Valinol
- Names: Preferred IUPAC name (2S)-2-Amino-3-methylbutan-1-ol

Identifiers
- CAS Number: 16369-05-4 (DL); 2026-48-4 (L); 4276-09-9 (D);
- 3D model (JSmol): (DL): Interactive image; (L): Interactive image; (D): Interactive image;
- ChemSpider: 71352 (DL); 556322 (L); 5323522 (D);
- ECHA InfoCard: 100.036.734
- PubChem CID: 79019 (DL); 640993 (L); 6950587 (D);
- UNII: F4FX82ATU2;
- CompTox Dashboard (EPA): DTXSID70862814 ;

Properties
- Chemical formula: C_{5}H_{13}NO
- Molar mass: 103.165 g·mol^{−1}
- Appearance: White to yellow crystalline powder
- Density: 0.926 g/mL
- Melting point: 30 to 34 °C (86 to 93 °F; 303 to 307 K)
- Boiling point: 189 to 190 °C (372 to 374 °F; 462 to 463 K)
- Solubility in water: Very soluble
- Hazards: GHS labelling:
- Pictograms: GHS07: Exclamation mark
- Signal word: Warning
- Hazard statements: H315, H319, H335
- Precautionary statements: P261, P305+P351+P338
- Flash point: 90°C closed cup
- Safety data sheet (SDS): Sigma Aldrich

= Valinol =

Valinol is an organic compound named after, and commonly produced from, the amino acid valine.
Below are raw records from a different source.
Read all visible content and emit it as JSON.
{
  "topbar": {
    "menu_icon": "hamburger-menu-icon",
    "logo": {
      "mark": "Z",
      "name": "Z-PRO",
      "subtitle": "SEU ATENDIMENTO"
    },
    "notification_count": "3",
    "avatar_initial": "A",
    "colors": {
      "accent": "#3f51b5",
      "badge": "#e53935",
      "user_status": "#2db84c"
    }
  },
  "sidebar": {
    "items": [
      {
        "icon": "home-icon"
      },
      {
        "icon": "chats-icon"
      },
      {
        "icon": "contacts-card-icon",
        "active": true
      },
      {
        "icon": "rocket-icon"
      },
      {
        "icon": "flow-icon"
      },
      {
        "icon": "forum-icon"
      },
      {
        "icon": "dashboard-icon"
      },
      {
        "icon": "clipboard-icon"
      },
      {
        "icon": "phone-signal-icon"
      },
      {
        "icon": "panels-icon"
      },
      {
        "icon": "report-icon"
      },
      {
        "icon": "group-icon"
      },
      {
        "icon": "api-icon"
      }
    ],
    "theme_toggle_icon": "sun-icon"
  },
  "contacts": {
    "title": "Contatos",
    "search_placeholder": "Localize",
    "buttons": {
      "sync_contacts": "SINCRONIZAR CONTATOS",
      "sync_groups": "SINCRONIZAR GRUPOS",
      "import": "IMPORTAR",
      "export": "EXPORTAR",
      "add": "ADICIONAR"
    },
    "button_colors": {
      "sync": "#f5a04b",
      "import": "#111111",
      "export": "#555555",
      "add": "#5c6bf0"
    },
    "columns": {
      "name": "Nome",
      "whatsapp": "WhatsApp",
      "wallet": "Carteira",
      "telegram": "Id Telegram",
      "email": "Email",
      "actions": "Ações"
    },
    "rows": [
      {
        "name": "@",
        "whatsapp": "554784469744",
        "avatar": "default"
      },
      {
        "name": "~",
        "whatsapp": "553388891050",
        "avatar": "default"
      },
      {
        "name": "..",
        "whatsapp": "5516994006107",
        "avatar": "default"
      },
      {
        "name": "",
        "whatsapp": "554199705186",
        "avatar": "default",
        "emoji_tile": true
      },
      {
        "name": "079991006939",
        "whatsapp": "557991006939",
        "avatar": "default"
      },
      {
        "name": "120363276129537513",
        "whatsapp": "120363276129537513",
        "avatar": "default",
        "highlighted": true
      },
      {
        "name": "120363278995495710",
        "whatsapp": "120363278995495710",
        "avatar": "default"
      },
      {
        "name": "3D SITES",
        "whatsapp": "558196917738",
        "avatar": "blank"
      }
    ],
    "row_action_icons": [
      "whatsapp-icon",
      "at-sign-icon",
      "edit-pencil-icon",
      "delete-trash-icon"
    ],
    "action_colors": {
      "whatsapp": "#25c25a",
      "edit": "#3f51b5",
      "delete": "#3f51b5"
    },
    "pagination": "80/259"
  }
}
The compound is chiral and is produced almost exclusively as the S‑isomer (also designated as the L‑isomer), due to the abundant supply of S-valine. It is part of a broader class of amino alcohols.

== Synthesis ==
Valinol can be generated by converting the carboxylic group of valine to an alcohol with a strong reducing agent such as lithium aluminium hydride, or with NaBH_{4} and I_{2} (forming the borane–tetrahydrofuran complex). In both cases the valinol produced can be subsequently purified by short path distillation.

==Reactions==
Valinol is mainly used to prepare chiral oxazolines, a process which can be achieved via a variety of methods. These oxazolines are principally used as ligands in asymmetric catalysis.